The vocals themselves might be a make or break for some listeners, the sense of desperation in the emotional outpouring of his screamo (“skramz”) influenced vocals in metal may not be for everyone. Not that they’re a higher-pitched post-hardcore style, but there’s certainly a dash of angst to his style of fluctuating screams with semi-spoken word lyricism. Vocalist Jordan in an earlier interview with the UK blog Dead Press expressed that much of the album has to deal with personal struggles and challenges, but much of it is intentionally ambiguous and meant to be open to the listener’s interpretation. Their first single, “Into the Ether” which displays their closest thing thus far to what could be described as a metalcore chorus deals with the haunting presence that holding onto the past can have on you, represented quite literally in their music video by a ghost-like figure.
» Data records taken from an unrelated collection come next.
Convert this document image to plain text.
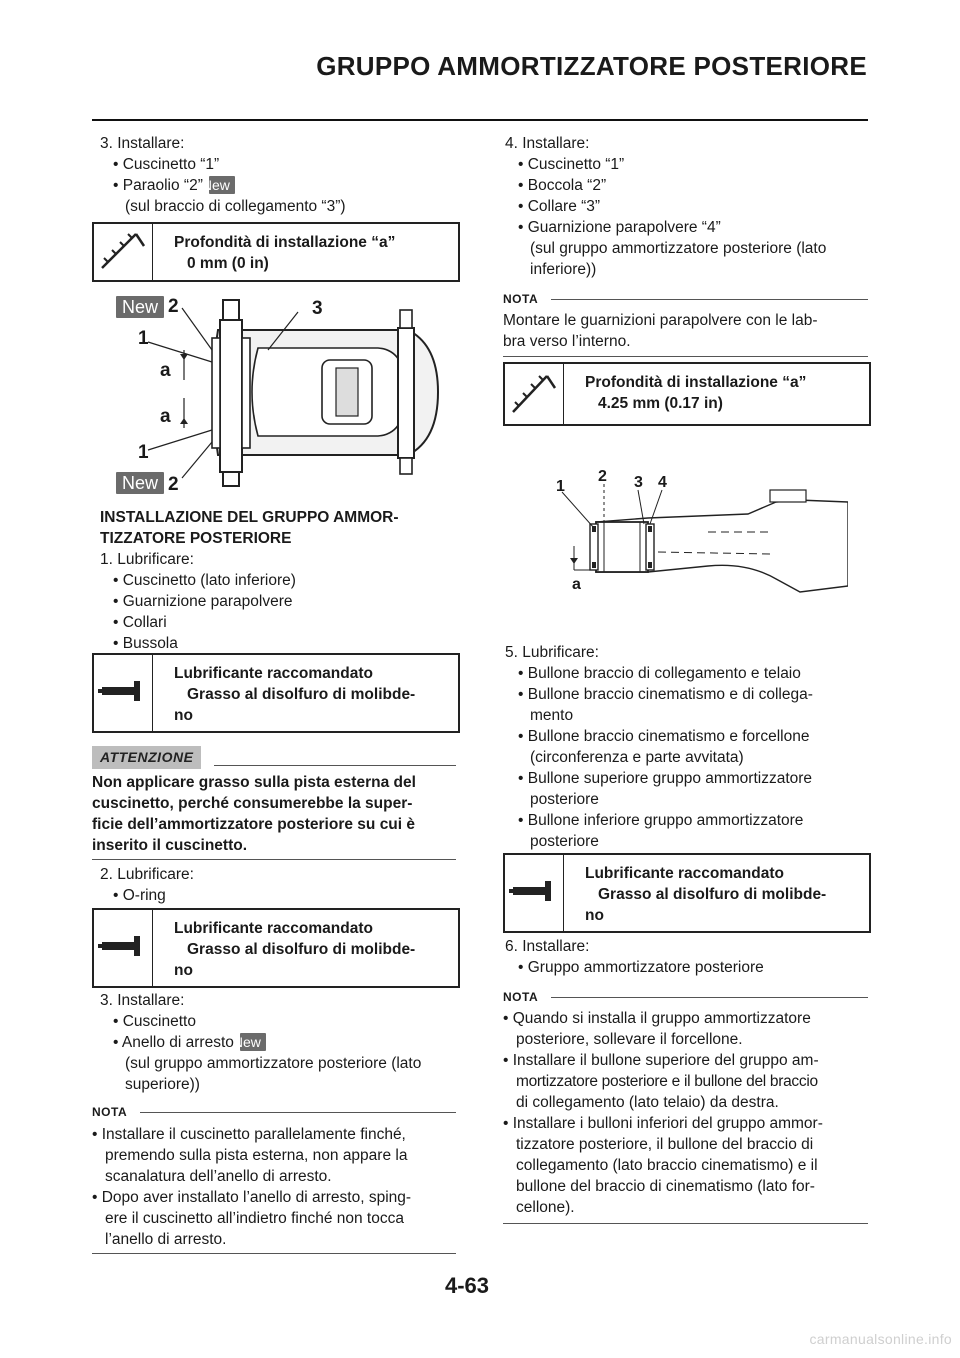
GRUPPO AMMORTIZZATORE POSTERIORE

3. Installare:

• Cuscinetto “1”

• Paraolio “2”New

(sul braccio di collegamento “3”)

Profondità di installazione “a”
0 mm (0 in)
New 2	3
1
a
a
1
New 2

INSTALLAZIONE DEL GRUPPO AMMOR-

TIZZATORE POSTERIORE

1. Lubrificare:

• Cuscinetto (lato inferiore)

• Guarnizione parapolvere

• Collari

• Bussola

Lubrificante raccomandato
Grasso al disolfuro di molibde-
no
ATTENZIONE

Non applicare grasso sulla pista esterna del

cuscinetto, perché consumerebbe la super-

ficie dell’ammortizzatore posteriore su cui è

inserito il cuscinetto.

2. Lubrificare:

• O-ring

Lubrificante raccomandato
Grasso al disolfuro di molibde-
no

3. Installare:

• Cuscinetto

• Anello di arrestoNew

(sul gruppo ammortizzatore posteriore (lato

superiore))

NOTA

• Installare il cuscinetto parallelamente finché,

premendo sulla pista esterna, non appare la

scanalatura dell’anello di arresto.

• Dopo aver installato l’anello di arresto, sping-

ere il cuscinetto all’indietro finché non tocca

l’anello di arresto.

4. Installare:

• Cuscinetto “1”

• Boccola “2”

• Collare “3”

• Guarnizione parapolvere “4”

(sul gruppo ammortizzatore posteriore (lato

inferiore))

NOTA

Montare le guarnizioni parapolvere con le lab-

bra verso l’interno.

Profondità di installazione “a”
4.25 mm (0.17 in)
1
2 3 4
a

5. Lubrificare:

• Bullone braccio di collegamento e telaio

• Bullone braccio cinematismo e di collega-

mento

• Bullone braccio cinematismo e forcellone

(circonferenza e parte avvitata)

• Bullone superiore gruppo ammortizzatore

posteriore

• Bullone inferiore gruppo ammortizzatore

posteriore

Lubrificante raccomandato
Grasso al disolfuro di molibde-
no

6. Installare:

• Gruppo ammortizzatore posteriore

NOTA

• Quando si installa il gruppo ammortizzatore

posteriore, sollevare il forcellone.

• Installare il bullone superiore del gruppo am-

mortizzatore posteriore e il bullone del braccio

di collegamento (lato telaio) da destra.

• Installare i bulloni inferiori del gruppo ammor-

tizzatore posteriore, il bullone del braccio di

collegamento (lato braccio cinematismo) e il

bullone del braccio di cinematismo (lato for-

cellone).

4-63
carmanualsonline.info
The close-knit heavy post- community in the UK comes together on “Catatonic”, which is really the opposite of that title. Here, Joe Clayton of Pijn /Curse These Metal Hands provides powerful guest vocals, with Dan of Conjurer/CTMH taking on those duties live. The album closer “Embody” is perhaps the most “post-rock” track on the album, with an all instrumental first five minutes. Heavily Slowdive influenced shoegaze riffs drive a rising marching drum intro. After a brief build up, it collapses back into this absolutely brooding slow doom metal riff that can linger in your head for days that the band coined as “the money riff.”
Human Intricacy is a must listen for fans of emotionally honest and earnest post-metal that comes off as a very personal album for the band. Earth Moves recognizes that their own intricacies are complex pieces of experiences and influences. They portray that through music by letting those influences shine through together. The nostalgia and yearning of shoegaze and post-rock, the angst and torment of screamo, to the brooding ambiance of black metal – it’s all here in one tightly-knit and well produced album. Out now on Truthseeker Music (UK) and Through Love Records (DE).